Entre campos de cereais, azinheiras e amendoeiras, esta casa de campo integra-se naturalmente na paisagem de Zafra de Záncara, em Cuenca, como se sempre tivesse pertencido a este lugar.
O projeto do estúdio Canobardin recupera alguns dos princípios da arquitetura tradicional manchega e transporta-os para uma moradia sustentável, respeitadora do lugar e da sua identidade.
Muros de forte presença, pátios resguardados, percursos exteriores protegidos e uma seleção cuidada de materiais dão forma a uma casa pensada para conviver com a envolvência e aproveitar tudo o que esta oferece.
Esta ligação ao lugar e aos recursos de proximidade esteve também presente durante a construção, realizada em estreita colaboração com profissionais e artesãos da região. Um exercício de coerência que valoriza o conhecimento e o know-how da região, permitindo que grande parte do valor gerado pelo projeto permanecesse a poucos quilómetros do local onde a casa foi erguida.
Uma moradia sustentável, ligada ao lugar e aos recursos de proximidade.
Uma casa aberta ao campo.
Espaços voltados para a paisagem.
A partir do alpendre, as vistas estendem-se sobre a propriedade agrícola que envolve a casa. Um espaço pensado para prolongar refeições, receber visitas ou desfrutar das últimas horas de luz, enquanto a paisagem muda de cor com o avançar do dia.
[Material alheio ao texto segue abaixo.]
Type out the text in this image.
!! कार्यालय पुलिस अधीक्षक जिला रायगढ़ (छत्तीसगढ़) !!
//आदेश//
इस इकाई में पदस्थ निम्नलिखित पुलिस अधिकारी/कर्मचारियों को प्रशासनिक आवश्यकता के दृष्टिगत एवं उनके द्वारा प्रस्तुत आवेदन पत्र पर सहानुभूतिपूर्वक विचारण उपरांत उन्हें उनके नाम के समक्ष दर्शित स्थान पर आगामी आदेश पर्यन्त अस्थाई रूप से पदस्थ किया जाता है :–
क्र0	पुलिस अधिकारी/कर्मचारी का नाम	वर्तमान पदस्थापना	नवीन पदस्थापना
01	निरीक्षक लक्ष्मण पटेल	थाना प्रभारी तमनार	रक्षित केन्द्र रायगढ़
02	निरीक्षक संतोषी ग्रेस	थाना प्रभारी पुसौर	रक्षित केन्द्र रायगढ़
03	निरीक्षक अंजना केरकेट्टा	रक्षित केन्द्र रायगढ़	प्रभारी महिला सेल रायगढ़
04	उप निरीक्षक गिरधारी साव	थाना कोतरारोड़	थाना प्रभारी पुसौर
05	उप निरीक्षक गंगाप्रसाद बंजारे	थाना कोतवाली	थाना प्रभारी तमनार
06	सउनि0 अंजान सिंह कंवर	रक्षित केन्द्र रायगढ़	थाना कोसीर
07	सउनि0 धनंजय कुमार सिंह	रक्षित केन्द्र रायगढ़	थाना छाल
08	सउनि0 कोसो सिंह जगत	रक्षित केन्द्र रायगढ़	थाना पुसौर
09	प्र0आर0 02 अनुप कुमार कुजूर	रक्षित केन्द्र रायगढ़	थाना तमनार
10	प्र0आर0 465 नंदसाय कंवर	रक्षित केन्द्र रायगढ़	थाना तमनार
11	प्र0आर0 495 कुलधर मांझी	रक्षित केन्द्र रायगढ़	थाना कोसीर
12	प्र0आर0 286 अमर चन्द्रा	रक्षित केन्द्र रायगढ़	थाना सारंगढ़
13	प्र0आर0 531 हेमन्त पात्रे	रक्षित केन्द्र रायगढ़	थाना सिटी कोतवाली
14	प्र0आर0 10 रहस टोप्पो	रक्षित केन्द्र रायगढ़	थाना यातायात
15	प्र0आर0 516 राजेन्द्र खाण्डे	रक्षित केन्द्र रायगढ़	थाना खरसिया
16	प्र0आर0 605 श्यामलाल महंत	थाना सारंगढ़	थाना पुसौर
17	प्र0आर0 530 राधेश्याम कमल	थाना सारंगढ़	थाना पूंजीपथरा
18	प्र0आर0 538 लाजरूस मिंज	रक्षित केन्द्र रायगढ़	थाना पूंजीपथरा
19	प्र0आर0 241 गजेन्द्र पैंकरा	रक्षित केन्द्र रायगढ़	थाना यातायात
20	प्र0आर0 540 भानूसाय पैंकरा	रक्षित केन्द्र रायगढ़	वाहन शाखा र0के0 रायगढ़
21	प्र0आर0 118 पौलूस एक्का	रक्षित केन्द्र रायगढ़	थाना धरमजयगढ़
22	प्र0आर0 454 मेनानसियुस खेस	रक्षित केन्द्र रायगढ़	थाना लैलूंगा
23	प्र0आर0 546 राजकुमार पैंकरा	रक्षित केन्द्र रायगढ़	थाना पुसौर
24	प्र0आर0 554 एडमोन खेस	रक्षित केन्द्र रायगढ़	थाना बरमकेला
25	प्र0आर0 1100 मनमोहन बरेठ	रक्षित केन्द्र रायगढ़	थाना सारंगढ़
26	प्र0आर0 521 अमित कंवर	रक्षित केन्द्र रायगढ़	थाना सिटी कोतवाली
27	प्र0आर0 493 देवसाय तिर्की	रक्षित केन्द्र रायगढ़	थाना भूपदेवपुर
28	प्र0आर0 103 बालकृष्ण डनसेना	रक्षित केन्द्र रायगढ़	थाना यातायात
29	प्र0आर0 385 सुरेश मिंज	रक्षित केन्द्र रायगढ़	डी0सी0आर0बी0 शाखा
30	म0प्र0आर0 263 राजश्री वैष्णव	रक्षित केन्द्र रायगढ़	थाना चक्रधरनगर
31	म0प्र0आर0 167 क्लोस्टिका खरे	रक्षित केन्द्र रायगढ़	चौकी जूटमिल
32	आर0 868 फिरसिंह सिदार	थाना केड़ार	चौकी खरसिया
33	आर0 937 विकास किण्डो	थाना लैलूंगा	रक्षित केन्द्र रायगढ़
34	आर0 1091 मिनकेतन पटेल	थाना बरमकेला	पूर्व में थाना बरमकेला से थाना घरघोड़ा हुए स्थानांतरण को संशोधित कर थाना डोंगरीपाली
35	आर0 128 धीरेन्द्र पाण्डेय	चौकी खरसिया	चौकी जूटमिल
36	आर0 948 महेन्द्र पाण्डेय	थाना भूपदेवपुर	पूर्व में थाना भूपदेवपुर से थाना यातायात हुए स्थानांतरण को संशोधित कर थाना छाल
Os móveis da LUFE acompanham esta forma pausada de viver o exterior, integrando-se naturalmente numa arquitetura onde a simplicidade dos materiais ganha protagonismo.
No interior, a casa combina amplitude e aconchego através de materiais naturais e de uma paleta serena, inspirada nas cores do meio envolvente. A cozinha reúne família e amigos em torno da madeira natural, enquanto a sala oferece um ambiente tranquilo, onde cada elemento encontra o seu lugar sem sobrecarregar o espaço.
Madeira maciça e luz natural como parte de um todo.
O quarto partilhado responde a uma lógica prática e versátil. O beliche, as estantes e os móveis de arrumação em madeira sustentável ajudam a organizar o espaço e permitem que os quartos evoluam com quem os habita, adaptando-se ao passar do tempo.
Esta casa de campo é o resultado de uma forma de entender a arquitetura em diálogo com o lugar, os recursos disponíveis e uma maneira de viver mais tranquila e consciente. Um refúgio contemporâneo que respeita a herança do território, onde a arquitetura, os materiais e a paisagem partilham uma mesma linguagem.